Mesmo que o time paulista ainda não fosse a referência mundial que passaria a ser dentro de pouco tempo, era um time de reconhecida qualidade. Pelos rubro-negros, era respeitado, mas não temido. Até porque o time de Fleitas Solich confiava em sua própria força. Jogaria completo, com o onze considerado titular para aquela temporada. Fernando era o goleiro, com Joubert e Jordan nas laterais, Pavão na zaga central auxiliado por Jadir, o capitão Dequinha como volante organizador de jogo, Moacir por dentro na meia-direita, Joel e Zagallo nas pontas, Dida na ponta de lança e Henrique como centroavante.
ROLA A BOLA NO PACAEMBU
O jogo começou no horário marcado de 17h de domingo. Empurrado pelo público presente, por sua própria força ofensiva e até pelo forte vento que soprava a favor de seu ataque, o Santos abriu o marcador aos 13 minutos. De fora da área, Jair solta um de seus tradicionais chutes venenosos, e Fernando espalma. Pelé pega a sobra e acerta o travessão, mas no rebote Pepe não desperdiça e coloca no fundo do barbante.

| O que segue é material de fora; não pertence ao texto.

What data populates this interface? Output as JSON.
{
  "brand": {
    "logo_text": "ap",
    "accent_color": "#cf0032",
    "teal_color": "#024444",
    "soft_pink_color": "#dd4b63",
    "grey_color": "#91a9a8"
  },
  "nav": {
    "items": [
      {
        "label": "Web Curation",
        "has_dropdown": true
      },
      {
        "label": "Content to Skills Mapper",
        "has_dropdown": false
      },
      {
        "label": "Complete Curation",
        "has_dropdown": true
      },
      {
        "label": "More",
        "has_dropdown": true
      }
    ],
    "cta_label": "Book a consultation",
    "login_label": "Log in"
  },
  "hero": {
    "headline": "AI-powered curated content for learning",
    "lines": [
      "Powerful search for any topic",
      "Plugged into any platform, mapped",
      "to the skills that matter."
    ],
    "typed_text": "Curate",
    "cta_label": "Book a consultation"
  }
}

Jogando com a velocidade e a intensidade costumeiras do próprio Flamengo, o Peixe segue apertando e tem a chance do segundo gol aos 26 minutos. Apertado por Pepe, Joubert cede escanteio. O ponteiro santista levanta a bola na área e Pelé se antecipa a Pavão para marcar de cabeça o segundo gol. O Fla parece acuado, assustado e sem forças para reagir. Para piorar, alguns de seus principais jogadores fazem exibição preocupantemente apagada. Uma goleada paulista se anuncia.

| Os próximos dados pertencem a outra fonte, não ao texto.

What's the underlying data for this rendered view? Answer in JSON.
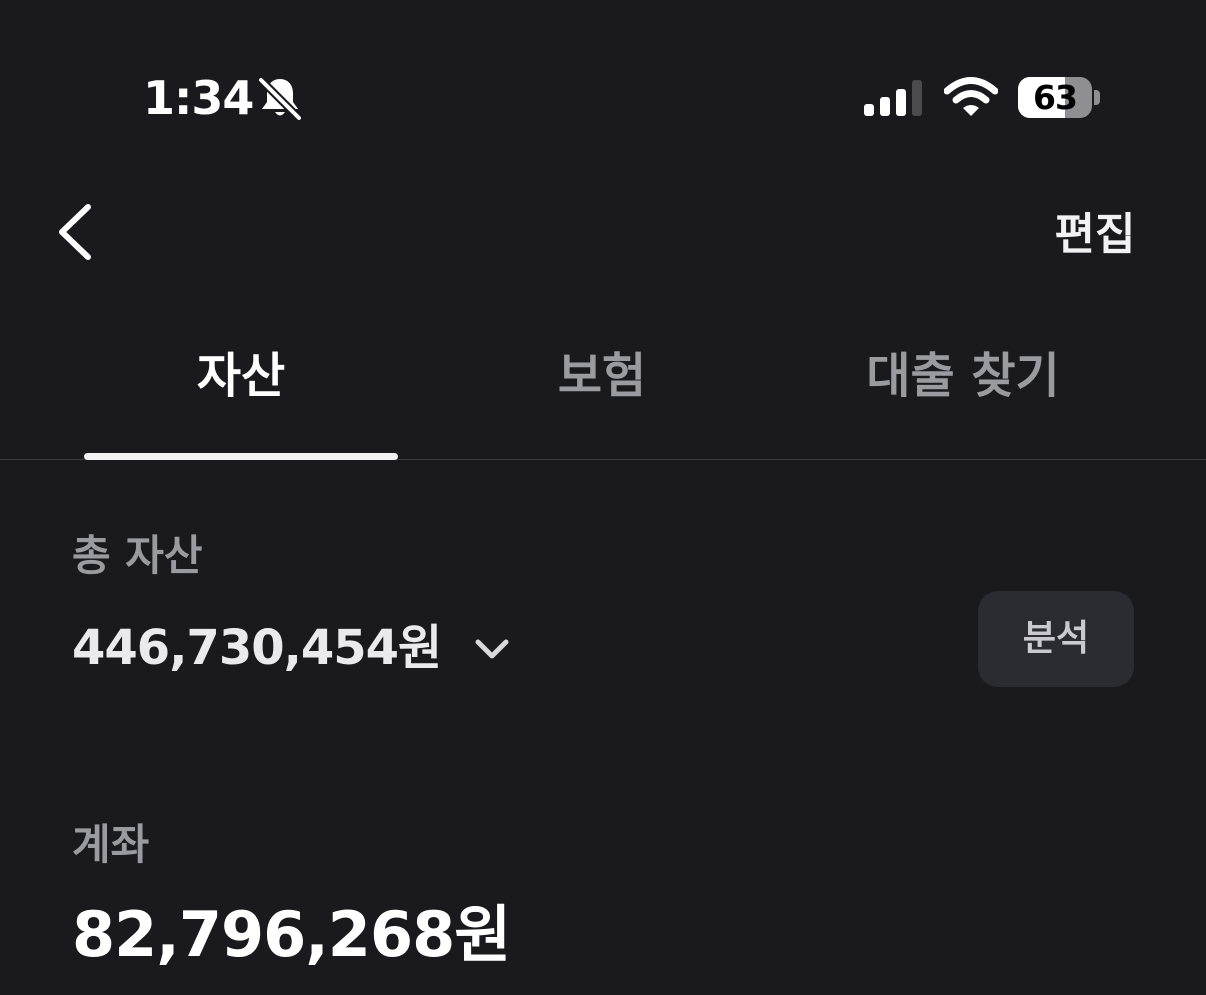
{
  "status_bar": {
    "time": "1:34",
    "battery_level": 63,
    "battery_text": "63",
    "icons": [
      "bell-slash-icon",
      "cellular-signal-icon",
      "wifi-icon",
      "battery-icon"
    ]
  },
  "nav": {
    "back_icon": "chevron-left-icon",
    "edit_label": "편집"
  },
  "tabs": [
    {
      "label": "자산",
      "active": true
    },
    {
      "label": "보험",
      "active": false
    },
    {
      "label": "대출 찾기",
      "active": false
    }
  ],
  "total_assets": {
    "label": "총 자산",
    "value": "446,730,454원",
    "expand_icon": "chevron-down-icon",
    "analysis_label": "분석"
  },
  "accounts": {
    "label": "계좌",
    "value": "82,796,268원"
  },
  "colors": {
    "background": "#19191e",
    "active_tab": "#ffffff",
    "inactive_tab": "#9a9aa1",
    "secondary_text": "#9a9aa1",
    "button_bg": "#2b2c32"
  }
}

Antes do intervalo, porém, Zagallo cruza uma bola da esquerda e Henrique, com sua habitual valentia, mete a cabeça para descontar. É um indício de que o Fla já se encontra no jogo. Dequinha começa a controlar Jair, enquanto Jadir aperta o cerco sobre o garoto Pelé. Solich também mexe no time, trocando Zagallo por Babá logo após a volta para o segundo tempo, e os rubro-negros passam a agredir mais o Santos. Assim, o gol de empate surge naturalmente: Dida aparece livre e toca para as redes aos sete minutos.
A GRANDE REAÇÃO
Solich não se dá por satisfeito e continua trocando: Henrique dá lugar a Luís Carlos no comando do ataque e mais tarde é a vez de Dida sair para a entrada de Duca, com Moacir passando à função de homem de ligação com o setor ofensivo. O resultado é que o Fla passa a imprensar o time paulista, dentro do Pacaembu. Perde uma, duas, três chances. Até corre um ou outro risco, mas agora é o técnico santista que é obrigado a mexer... na defesa, que vai levando um baile dos garotos rubro-negros.

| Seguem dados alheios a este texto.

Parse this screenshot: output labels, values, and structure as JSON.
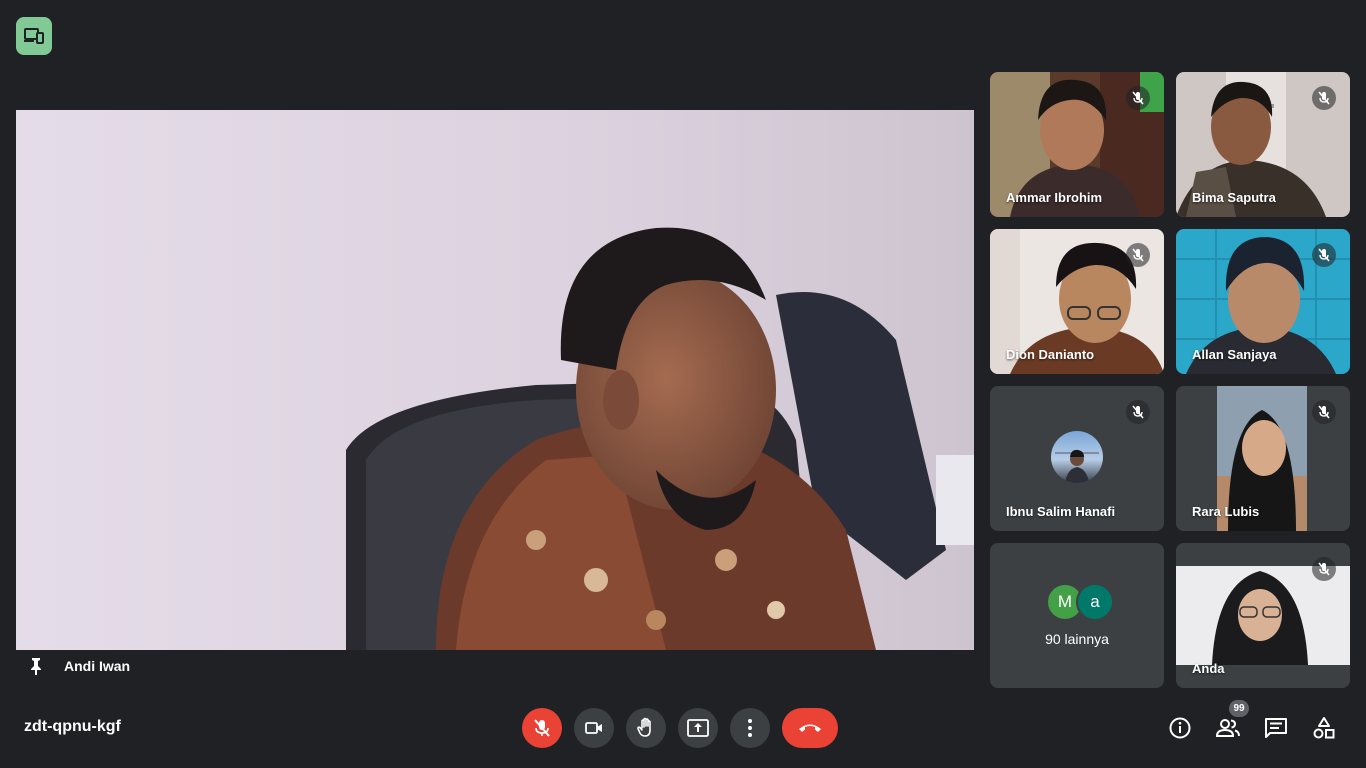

Pelo volume de jogo que apresentou no segundo tempo, recuperando-se totalmente do futebol acuado da primeira etapa, seria injusto que o Fla não saísse vencedor. E essa justiça ainda tardou um bocado, mas não falhou. Duca e Moacir trocam passes na intermediária, e a bola chega até Babá, que recolhe e devolve a Duca. Do bico da área, o pernambucano dispara uma bomba, inapelável para o goleiro Veludo, que só pode assistir ao couro se aninhar nas redes.
O gol sai aos 44 minutos e 30 segundos da etapa final. Em cima da hora vem a virada épica, de um time que temia uma derrota dilatada no começo e terminou esmagando o adversário, com o garoto Pelé e todos os seus outros craques, em pleno Pacaembu. É uma vitória consagradora, aplaudida inclusive pela imprensa paulista. Nos vestiários, o capitão Dequinha, habitualmente comedido e de poucas palavras, não se contém: “Poucos triunfos em minha vida esportiva me emocionaram tanto. A nossa arrancada no segundo tempo foi impressionante e a resistência do Santos um capítulo para a história desse jogo. Foi preciso pernas e sangue, e o Flamengo os teve durante os noventa minutos”.
O Fla não conquistará aquele Rio-São Paulo. Brigará cabeça a cabeça com o Vasco até a última rodada, caindo num jogo infame contra o Corinthians no mesmo Pacaembu, agora tomado como um ambiente hostil, verdadeira praça de guerra, na qual os jogadores rubro-negros são agredidos até pela polícia local. Mas reservará para a história um bom punhado de vitórias memoráveis, como os 4 a 0 sobre o Botafogo de Garrincha, Didi e Nilton Santos e uma inesquecível surra de 6 a 2 sobre o Palmeiras, além da já citada vitória sobre o São Paulo e do próprio jogo de que trata esse texto.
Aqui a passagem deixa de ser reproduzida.